Somewhat analogous is Montgomery v. United States, 5 Cir. 1958, 203 F.2d 887, in which the court reversed a tax-evasion conviction because the defendant, who was charged with not reporting as income money that he received as bribes, was precluded because of the witness’ right not to answer questions that would incriminate him from cross-examining a government witness, who testified that he gave a bribe to the defendant, about bribes that he might have paid to others. The court said:

“ ‘Cross-examination of a witness is a matter of right.’ Alford v. United States of America, 282 U.S. 687, 691, 51 S.Ct. 218, 219, 75 L.Ed. 624. See J. E. Hanger, Inc., v. United States, 81 U.S.App.D.C. 408, 160 F.2d 8; Jianole v. United States, 8 Cir., 299 F. 496. Indeed, cross-examination, as has been often observed, is the surest test yet devised of the truthfulness of a witness’ testimony, and its allowance is especially important in the case of a witness who is himself an admitted violator of the law.”

. Although Cardillo was the only one of the appellants who requested that we examine these statements, we have determined that none of the appellants were entitled to receive these statements.






Concurrence Opinion

CLARK, Circuit Judge

(concurring in the result).

We seem generally unwilling to upset convictions when the Jencks Act, 18 U. S.C. § 3500, has not been scrupulously observed by the prosecution and the trial court. This tendency is disturbing. Several doctrinal devices have been developed to this end, such as that enunciated in United States v. Annunziato, 2 Cir., 293 F.2d 373, 382, cert. denied Annunziato v. United States, 368 U.S. 919, 82 S.Ct. 240, 7 L.Ed.2d 134, that it is only “harmless error” not to produce a statement which appears to “corroborate” a witness’s testimony, or in United States v. Simmons, 2 Cir., 281 F.2d 354, 357-358, and the present case that the defense is not entitled to statements relating to purely incidental or collateral aspects of a witness’s testimony, or in United States v.
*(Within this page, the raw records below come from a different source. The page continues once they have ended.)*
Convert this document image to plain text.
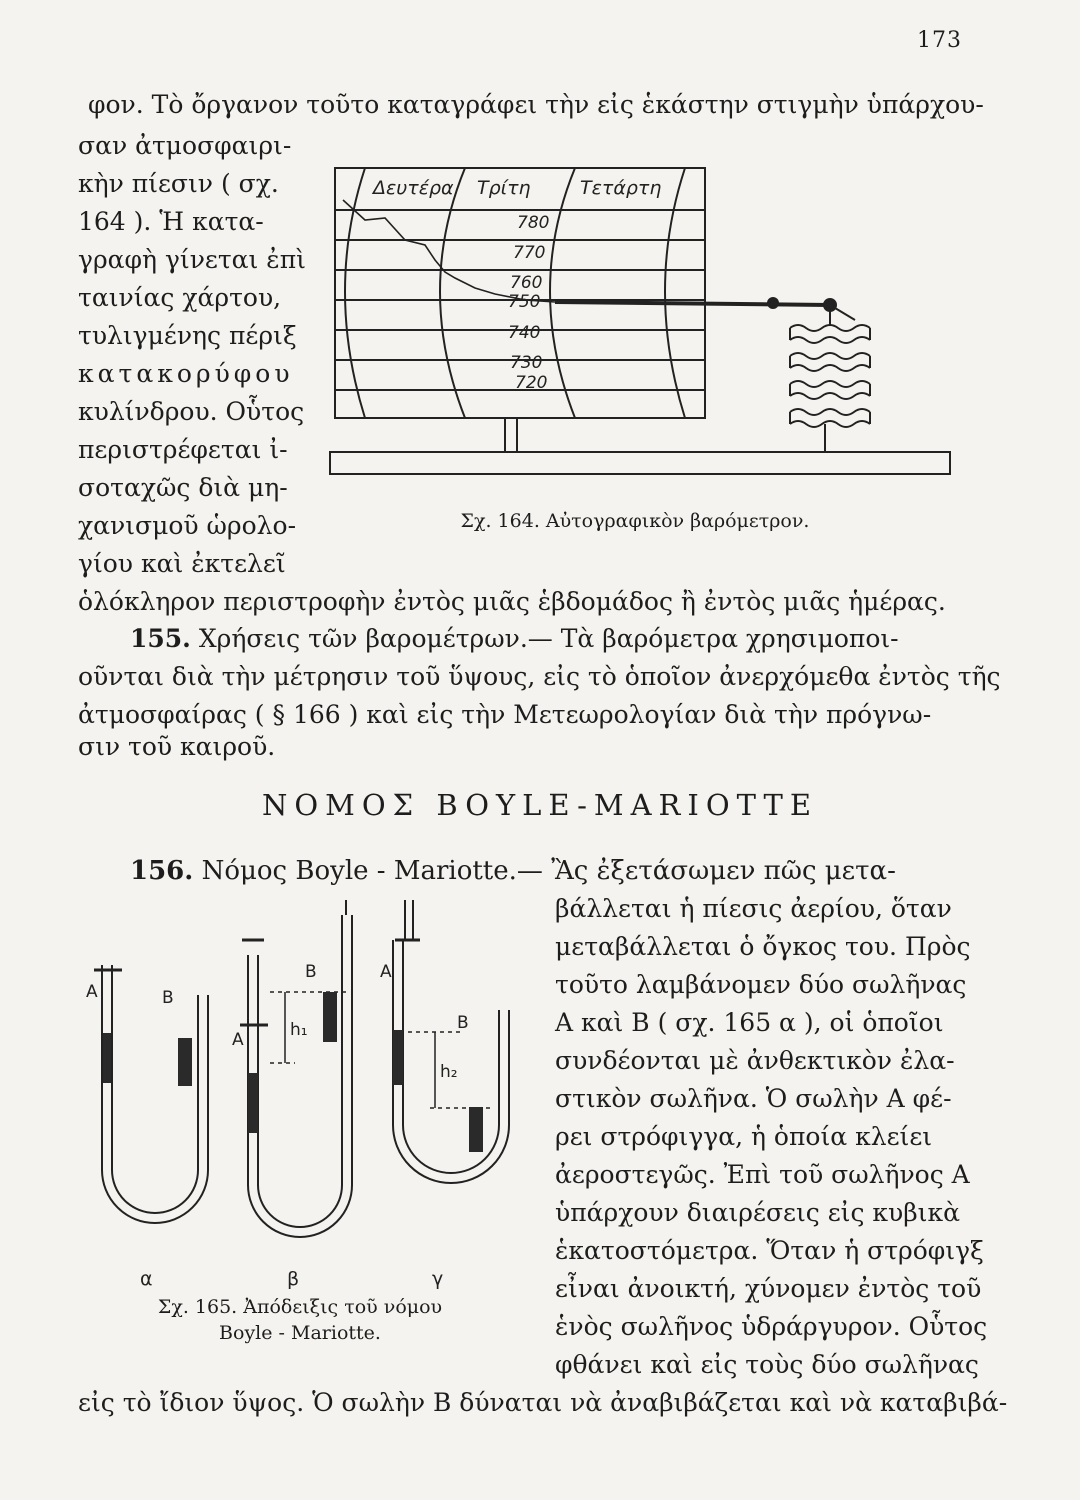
173

φον. Τὸ ὄργανον τοῦτο καταγράφει τὴν εἰς ἑκάστην στιγμὴν ὑπάρχου-

σαν ἀτμοσφαιρι-

κὴν πίεσιν ( σχ.

164 ). Ἡ κατα-

γραφὴ γίνεται ἐπὶ

ταινίας χάρτου,

τυλιγμένης πέριξ

κατακορύφου

κυλίνδρου. Οὗτος

περιστρέφεται ἰ-

σοταχῶς διὰ μη-

χανισμοῦ ὡρολο-

γίου καὶ ἐκτελεῖ

ὁλόκληρον περιστροφὴν ἐντὸς μιᾶς ἑβδομάδος ἢ ἐντὸς μιᾶς ἡμέρας.

Δευτέρα Τρίτη	Τετάρτη
780
770
760
750
740
730
720
Σχ. 164. Αὐτογραφικὸν βαρόμετρον.
155. Χρήσεις τῶν βαρομέτρων.— Τὰ βαρόμετρα χρησιμοποι-

οῦνται διὰ τὴν μέτρησιν τοῦ ὕψους, εἰς τὸ ὁποῖον ἀνερχόμεθα ἐντὸς τῆς

ἀτμοσφαίρας ( § 166 ) καὶ εἰς τὴν Μετεωρολογίαν διὰ τὴν πρόγνω-

σιν τοῦ καιροῦ.

ΝΟΜΟΣ BOYLE-MARIOTTE
156. Νόμος Boyle - Mariotte.— Ἂς ἐξετάσωμεν πῶς μετα-

βάλλεται ἡ πίεσις ἀερίου, ὅταν

μεταβάλλεται ὁ ὄγκος του. Πρὸς

τοῦτο λαμβάνομεν δύο σωλῆνας

Α καὶ Β ( σχ. 165 α ), οἱ ὁποῖοι

συνδέονται μὲ ἀνθεκτικὸν ἐλα-

στικὸν σωλῆνα. Ὁ σωλὴν Α φέ-

ρει στρόφιγγα, ἡ ὁποία κλείει

ἀεροστεγῶς. Ἐπὶ τοῦ σωλῆνος Α

ὑπάρχουν διαιρέσεις εἰς κυβικὰ

ἑκατοστόμετρα. Ὅταν ἡ στρόφιγξ

εἶναι ἀνοικτή, χύνομεν ἐντὸς τοῦ

ἑνὸς σωλῆνος ὑδράργυρον. Οὗτος

φθάνει καὶ εἰς τοὺς δύο σωλῆνας

εἰς τὸ ἴδιον ὕψος. Ὁ σωλὴν Β δύναται νὰ ἀναβιβάζεται καὶ νὰ καταβιβά-

A	B
A
B
B
A
B
h₁
h₂
α	β	γ
Σχ. 165. Ἀπόδειξις τοῦ νόμου
Boyle - Mariotte.
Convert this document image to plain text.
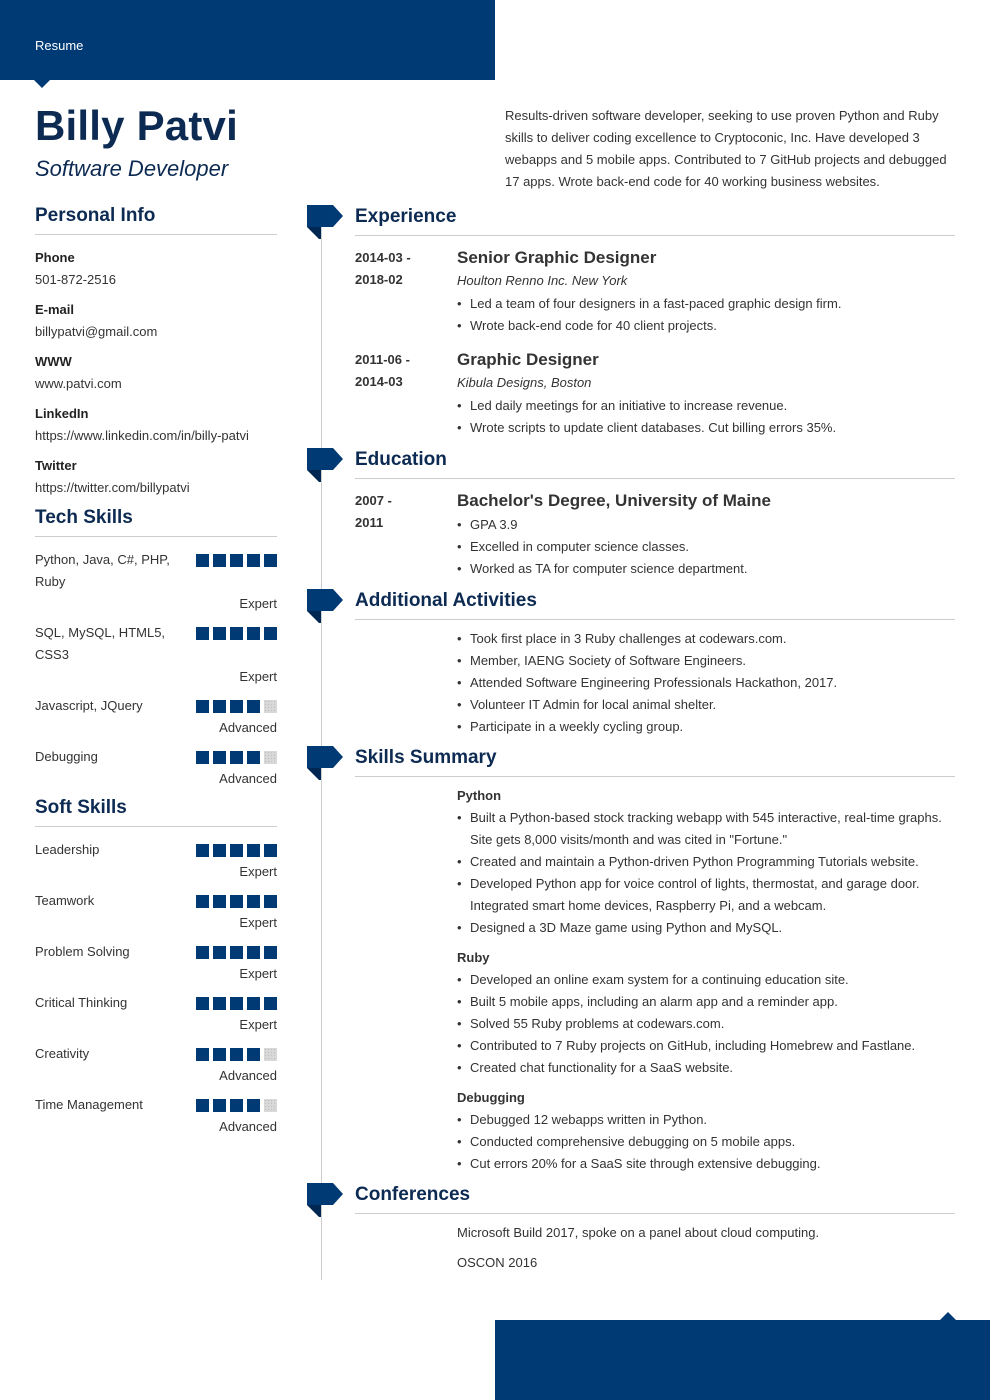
Resume
Billy Patvi
Software Developer

Results-driven software developer, seeking to use proven Python and Ruby skills to deliver coding excellence to Cryptoconic, Inc. Have developed 3 webapps and 5 mobile apps. Contributed to 7 GitHub projects and debugged 17 apps. Wrote back-end code for 40 working business websites.

Personal Info
Phone
501-872-2516
E-mail
billypatvi@gmail.com
WWW
www.patvi.com
LinkedIn
https://www.linkedin.com/in/billy-patvi
Twitter
https://twitter.com/billypatvi
Tech Skills
Python, Java, C#, PHP, Ruby
Expert
SQL, MySQL, HTML5, CSS3
Expert
Javascript, JQuery
Advanced
Debugging
Advanced
Soft Skills
Leadership
Expert
Teamwork
Expert
Problem Solving
Expert
Critical Thinking
Expert
Creativity
Advanced
Time Management
Advanced
Experience
2014-03 -
2018-02
Senior Graphic Designer
Houlton Renno Inc. New York
• Led a team of four designers in a fast-paced graphic design firm.
• Wrote back-end code for 40 client projects.
2011-06 -
2014-03
Graphic Designer
Kibula Designs, Boston
• Led daily meetings for an initiative to increase revenue.
• Wrote scripts to update client databases. Cut billing errors 35%.
Education
2007 -
2011
Bachelor's Degree, University of Maine
• GPA 3.9
• Excelled in computer science classes.
• Worked as TA for computer science department.
Additional Activities
• Took first place in 3 Ruby challenges at codewars.com.
• Member, IAENG Society of Software Engineers.
• Attended Software Engineering Professionals Hackathon, 2017.
• Volunteer IT Admin for local animal shelter.
• Participate in a weekly cycling group.
Skills Summary
Python
• Built a Python-based stock tracking webapp with 545 interactive, real-time graphs. Site gets 8,000 visits/month and was cited in "Fortune."
• Created and maintain a Python-driven Python Programming Tutorials website.
• Developed Python app for voice control of lights, thermostat, and garage door. Integrated smart home devices, Raspberry Pi, and a webcam.
• Designed a 3D Maze game using Python and MySQL.
Ruby
• Developed an online exam system for a continuing education site.
• Built 5 mobile apps, including an alarm app and a reminder app.
• Solved 55 Ruby problems at codewars.com.
• Contributed to 7 Ruby projects on GitHub, including Homebrew and Fastlane.
• Created chat functionality for a SaaS website.
Debugging
• Debugged 12 webapps written in Python.
• Conducted comprehensive debugging on 5 mobile apps.
• Cut errors 20% for a SaaS site through extensive debugging.
Conferences
Microsoft Build 2017, spoke on a panel about cloud computing.
OSCON 2016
Aviles, 2 Cir., 315 F.2d 186, that the defense is not entitled to statements not sufficiently exact, though to the district judge “probably verbatim,” recitals of the witness’s oral statements. By employing one or more of these doctrinal devices the court is enabled to affirm an appealed conviction. Nevertheless this means that the speculation of the trial court is again being substituted for the judgment of defense counsel in assessing a statement’s worth as an aid to cross-examination. It is *617this very evil which the Supreme Court has continually repudiated. See Scales v. United States, 367 U.S. 203, 258, 81 S.Ct. 1469, 6 L.Ed.2d 782; Palermo v. United States, 360 U.S. 343, 346, 79 S.Ct. 1217, 3 L.Ed.2d 1287; Jencks v. United States, 353 U.S. 657, 668-669, 77 S.Ct. 1007, 1 L.Ed.2d 1103. But these doctrinal devices for achieving affirmance in the face of Jencks Act noncompliances are sufficiently entrenched that exception should not be made in individual cases and correction must come from the Supreme Court. Thus I reluctantly concur in the affirmances here noted. I concur in the reversals of the Harris and Kaminsky convictions and in the opinion so far as it relates to these matters.